Peki, bu zat, marifetleri iyice anlaşıldıktan sonra ne yapmıştır? Bir kenara çekilip artık susacağına, hiçbir şey olmamış gibi yeni romanlar yazmaya, üstelik orada burada Türklüğü ve Türkiye’yi aşağılayıcı sözler sarfetmeye devam etmiştir.
Orhan Pamuk’un, halk arasında “Yahudi dönmesi” olarak tanımlanan Sabetayist gruba men sup olduğu bilinmektedir. Onun bu kökeni ile, romanlarını yabancı ülkelerde yayınlayan ve büyük bir reklâm fırtınası estiren kimselerin Yahudi oluşları arasında bir münasebet bulunduğu artık gizlenemez hâle gelmiştir.

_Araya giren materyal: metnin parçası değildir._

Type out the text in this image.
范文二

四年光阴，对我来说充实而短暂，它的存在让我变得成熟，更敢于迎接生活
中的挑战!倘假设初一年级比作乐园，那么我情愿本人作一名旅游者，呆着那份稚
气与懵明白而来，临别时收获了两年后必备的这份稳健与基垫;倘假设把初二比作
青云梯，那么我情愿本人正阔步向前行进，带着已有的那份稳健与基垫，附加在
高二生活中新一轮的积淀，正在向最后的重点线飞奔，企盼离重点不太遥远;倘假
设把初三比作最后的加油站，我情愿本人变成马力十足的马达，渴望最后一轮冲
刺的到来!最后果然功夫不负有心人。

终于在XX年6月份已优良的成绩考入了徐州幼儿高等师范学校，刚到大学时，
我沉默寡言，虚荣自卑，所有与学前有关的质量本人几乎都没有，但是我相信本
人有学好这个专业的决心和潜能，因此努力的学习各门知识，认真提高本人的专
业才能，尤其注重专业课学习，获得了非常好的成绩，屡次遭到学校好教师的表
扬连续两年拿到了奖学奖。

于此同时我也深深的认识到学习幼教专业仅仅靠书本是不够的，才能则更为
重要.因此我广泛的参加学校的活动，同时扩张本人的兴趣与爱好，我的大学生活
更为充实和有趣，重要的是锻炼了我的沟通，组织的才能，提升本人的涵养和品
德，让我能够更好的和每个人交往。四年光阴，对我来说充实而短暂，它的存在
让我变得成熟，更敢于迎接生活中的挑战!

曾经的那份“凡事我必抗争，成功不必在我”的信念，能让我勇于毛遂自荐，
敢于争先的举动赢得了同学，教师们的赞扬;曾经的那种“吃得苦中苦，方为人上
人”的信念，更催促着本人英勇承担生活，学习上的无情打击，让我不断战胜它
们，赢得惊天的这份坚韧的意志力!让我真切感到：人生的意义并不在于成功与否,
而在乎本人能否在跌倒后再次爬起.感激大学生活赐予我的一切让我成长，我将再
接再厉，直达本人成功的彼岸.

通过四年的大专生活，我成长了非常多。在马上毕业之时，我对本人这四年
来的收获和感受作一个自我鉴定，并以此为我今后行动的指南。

Manzara şöyledir: Beynelmilel Yahudilik, çıkarcı çevrelerle işbirliği yaparak, bir adamı yoktan var etmektedir. Bunun için gerekli sabrı ve önemli miktarda yatırımı göze almaktadır. Seçilen adamın Yahudi kökenli olması önemlidir. Böyle bir adam, şöhret hâline getirildikten sonra, kendisinden beklenen hizmeti yapmaya hazır ve mecburdur. Bu hizmet ise, bir millete mensup görünerek, o millet aleyhinde kullanılacak malzeme üretmektir. Orhan Pamuk’un şimdi yaptıkları, işte bu hizmetin yerine getirilmesinden ibarettir.
Kürtçülüğe ve bölücülüğa arka çıkması, Türklerin 1 milyon Ermeniyi ve 30 bin Kürdü öldürdüğünü ileri sürmesi “Düşünce özgürlüğü” perdesinin arkasına sığınılarak yapılmış saçmalıklar değil, Türkiye üzerindeki oyunların bir parçasıdır. Bu oyunda, Orhan Pamuk gibi kullanılan başka pek çok “özgürlükçü” daha bulunduğu çıplak gözle bile görülebilmektedir.
Mide bulandırıcı pis kokular taşıyan böyle beyanlarda bulunanlar, kendi kişilikleri üzerindeki gerçeklerin sezilip anlaşılamayacağını düşünmekte, bir bakıma herkesi aptal yerine koymaktadırlar. Halbuki, aldatıcı maskeler, asıl suretleri ne kadar saklayabilir? İşte günün birinde böyle çırılçıplak ortada kalıveriyorlar.
Orhan Pamuk da, nihayet işin farkına varmış, “Benden nefret ediyorlar” diyor. Bu teşhisinde haklıdır. Ama, durup dururken kimse kimseden nefret etmez, Pamuk, şimdi, ektiklerini biçiyor ve onun için de, hazmı bu kadar genişlemiş Türkiye’de bile kalamayıp yabancı ülkelere sığınıyor. Artık “beynelmilel” olmuştur. Kendisine yakışanı da zaten budur.
Türk okuyucusuna düşen ise, Orhan Pamuk’un gerçek şahsiyetini iyi anlayıp yazdıklarını, söylediklerini ona göre değerlendirmesi, para ödeyerek ve yoğun reklâmlara kanarak kitaplarını satın almamaktır.
Yani, Orhan Pamuk’u unutulmuşluğun karanlığına itmektir. O, bunu hak ediyor.